Gary Mendell told me he takes heart in the emphasis the president placed on curbing opioid prescriptions on the front lines in doctors' offices. And now that he knows the will is there, I asked him what concrete steps he'd like to see the administration take from here.
GARY MENDELL: Well, ideally I would like for every prescriber in the country not only to have to be educated in proper prescribing but also to sign a document that they adopt the CDC guideline as a standard of care. And if every doctor in the country were to do that, it would be totally a sea change in prescribing practices.
SIEGEL: The CDC of course the Centers for Disease Control and Prevention.
SIEGEL: What do you say to the observation that even if we got things right at the point of prescribing opioids, we would still have the situation on the streets with fentanyl and with heroin and that indeed a lot of the people in need of treatment are not taking prescription drugs; they're taking street drugs?
MENDELL: Sure. I would give two responses to that. Number one, let's have less people become addicted. That's the best treatment - is prevention. And the best way to do that is prescribing practices. And reducing the number of pills being prescribed is going to reduce the number of people who use heroin or ultimately fentanyl because 80 percent of those who use heroin today started with prescription painkillers.
And then related to treatment, addiction is the only major disease in this country without a national standard of care for the treatment of addiction. You can go to 10 doctors for heart disease. Each of the doctors will treat you the same way. But for addiction, everyone is treated with all different methods. So what this country needs to have is a national standard of care for the treatment of addiction.
SIEGEL: Just one other question, if I might. And I ask this because I know that you've - because of the terrible situation with your own son losing his life to addiction. You've no doubt thought a lot about addiction and what it's all about. Some years ago, I went to Kansas where there was an epidemic of methamphetamine abuse, a terrible drug that was really ruining lives. People were cooking it in garages. They were blowing up their homes by mistake in trying to cook this drug. And they were using it without doctors to prescribe, without foreign drug suppliers sending drugs yet into the country. When do we get to whatever the hunger is, whatever the need is for drugs?

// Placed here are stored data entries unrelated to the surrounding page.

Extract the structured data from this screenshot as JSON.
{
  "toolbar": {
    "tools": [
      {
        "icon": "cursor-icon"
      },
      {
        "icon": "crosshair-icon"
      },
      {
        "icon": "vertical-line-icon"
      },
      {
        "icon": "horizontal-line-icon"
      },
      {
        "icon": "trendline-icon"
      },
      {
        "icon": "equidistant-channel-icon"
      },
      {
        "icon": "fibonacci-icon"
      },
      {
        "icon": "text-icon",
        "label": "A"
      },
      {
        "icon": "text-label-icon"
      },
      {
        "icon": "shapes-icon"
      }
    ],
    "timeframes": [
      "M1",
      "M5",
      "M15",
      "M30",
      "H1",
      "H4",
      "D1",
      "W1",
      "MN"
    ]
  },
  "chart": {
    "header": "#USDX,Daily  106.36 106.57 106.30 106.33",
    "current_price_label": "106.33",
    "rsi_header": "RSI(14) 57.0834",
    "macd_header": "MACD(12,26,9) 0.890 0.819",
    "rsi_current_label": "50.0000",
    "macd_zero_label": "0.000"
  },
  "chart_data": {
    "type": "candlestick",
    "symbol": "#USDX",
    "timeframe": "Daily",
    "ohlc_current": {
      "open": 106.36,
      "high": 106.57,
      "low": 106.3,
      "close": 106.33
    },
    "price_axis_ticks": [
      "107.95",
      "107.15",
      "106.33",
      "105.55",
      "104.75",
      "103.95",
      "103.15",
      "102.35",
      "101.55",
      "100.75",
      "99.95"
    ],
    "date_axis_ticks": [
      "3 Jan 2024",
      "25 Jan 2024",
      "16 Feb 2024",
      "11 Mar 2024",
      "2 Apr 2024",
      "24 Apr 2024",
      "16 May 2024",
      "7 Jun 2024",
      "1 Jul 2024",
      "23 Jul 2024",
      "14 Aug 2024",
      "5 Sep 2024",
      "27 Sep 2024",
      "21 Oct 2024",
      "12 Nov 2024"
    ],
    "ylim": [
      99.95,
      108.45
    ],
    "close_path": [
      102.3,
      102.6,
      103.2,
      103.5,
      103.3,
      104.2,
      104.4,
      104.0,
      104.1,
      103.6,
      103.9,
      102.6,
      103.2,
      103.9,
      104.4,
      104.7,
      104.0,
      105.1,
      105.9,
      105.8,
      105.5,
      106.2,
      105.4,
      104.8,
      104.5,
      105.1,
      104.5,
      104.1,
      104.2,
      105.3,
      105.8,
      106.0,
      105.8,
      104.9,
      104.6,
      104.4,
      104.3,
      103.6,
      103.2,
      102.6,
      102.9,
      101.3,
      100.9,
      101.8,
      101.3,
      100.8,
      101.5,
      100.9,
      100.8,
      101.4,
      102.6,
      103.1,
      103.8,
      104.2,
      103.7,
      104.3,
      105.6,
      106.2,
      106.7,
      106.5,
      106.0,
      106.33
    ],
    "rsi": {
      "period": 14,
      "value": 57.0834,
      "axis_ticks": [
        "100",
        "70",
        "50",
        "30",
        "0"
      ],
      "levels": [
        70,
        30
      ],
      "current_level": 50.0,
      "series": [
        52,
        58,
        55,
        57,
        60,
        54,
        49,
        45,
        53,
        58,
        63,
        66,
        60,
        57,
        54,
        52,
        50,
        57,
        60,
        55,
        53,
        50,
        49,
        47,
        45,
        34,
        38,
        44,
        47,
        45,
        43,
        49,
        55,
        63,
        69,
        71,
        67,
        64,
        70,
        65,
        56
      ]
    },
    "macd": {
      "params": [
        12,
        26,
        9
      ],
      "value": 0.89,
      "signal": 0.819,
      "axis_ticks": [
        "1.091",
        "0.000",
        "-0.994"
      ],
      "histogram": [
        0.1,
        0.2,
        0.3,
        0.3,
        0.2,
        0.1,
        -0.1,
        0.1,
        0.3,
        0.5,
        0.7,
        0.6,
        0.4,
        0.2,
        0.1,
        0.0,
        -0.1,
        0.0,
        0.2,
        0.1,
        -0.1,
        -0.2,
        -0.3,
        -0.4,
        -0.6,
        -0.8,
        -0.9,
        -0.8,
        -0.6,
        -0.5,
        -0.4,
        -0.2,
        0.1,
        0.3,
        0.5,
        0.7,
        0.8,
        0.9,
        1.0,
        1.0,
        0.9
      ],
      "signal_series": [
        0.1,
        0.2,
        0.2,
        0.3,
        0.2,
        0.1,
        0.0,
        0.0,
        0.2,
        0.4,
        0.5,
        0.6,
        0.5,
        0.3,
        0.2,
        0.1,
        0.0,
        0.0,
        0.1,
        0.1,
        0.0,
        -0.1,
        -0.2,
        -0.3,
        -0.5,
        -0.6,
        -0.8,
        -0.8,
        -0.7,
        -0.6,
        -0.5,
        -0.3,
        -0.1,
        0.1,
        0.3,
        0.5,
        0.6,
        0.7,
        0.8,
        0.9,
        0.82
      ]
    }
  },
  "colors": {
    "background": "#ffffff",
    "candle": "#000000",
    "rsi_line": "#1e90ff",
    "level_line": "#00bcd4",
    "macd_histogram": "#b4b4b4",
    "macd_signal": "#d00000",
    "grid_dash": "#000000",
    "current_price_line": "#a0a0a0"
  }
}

MENDELL: Well, there's no one simple answer. For opioids, it's very simple in overprescribing. We are prescribing today three times the amount of pills that we prescribed 15 years ago, and we still prescribe four times the amount that they do in the United Kingdom - four times per person. So if we bring that down into balance, everything will improve. Fewer people will become addicted. Less treatment will be needed. Less people will move to heroin because they haven't started with prescription painkillers. It's really one simple fix related to the opiate situation. Related to all drugs, as a society, we're too much about pills for solutions and less about resistance as a society to what we may feel emotionally or pain we may have externally.
SIEGEL: Mr. Mendell, thank you very much for talking with us about it today.
MENDELL: It's my pleasure. And I really appreciate you bringing awareness to everything we've talked about. So thank you.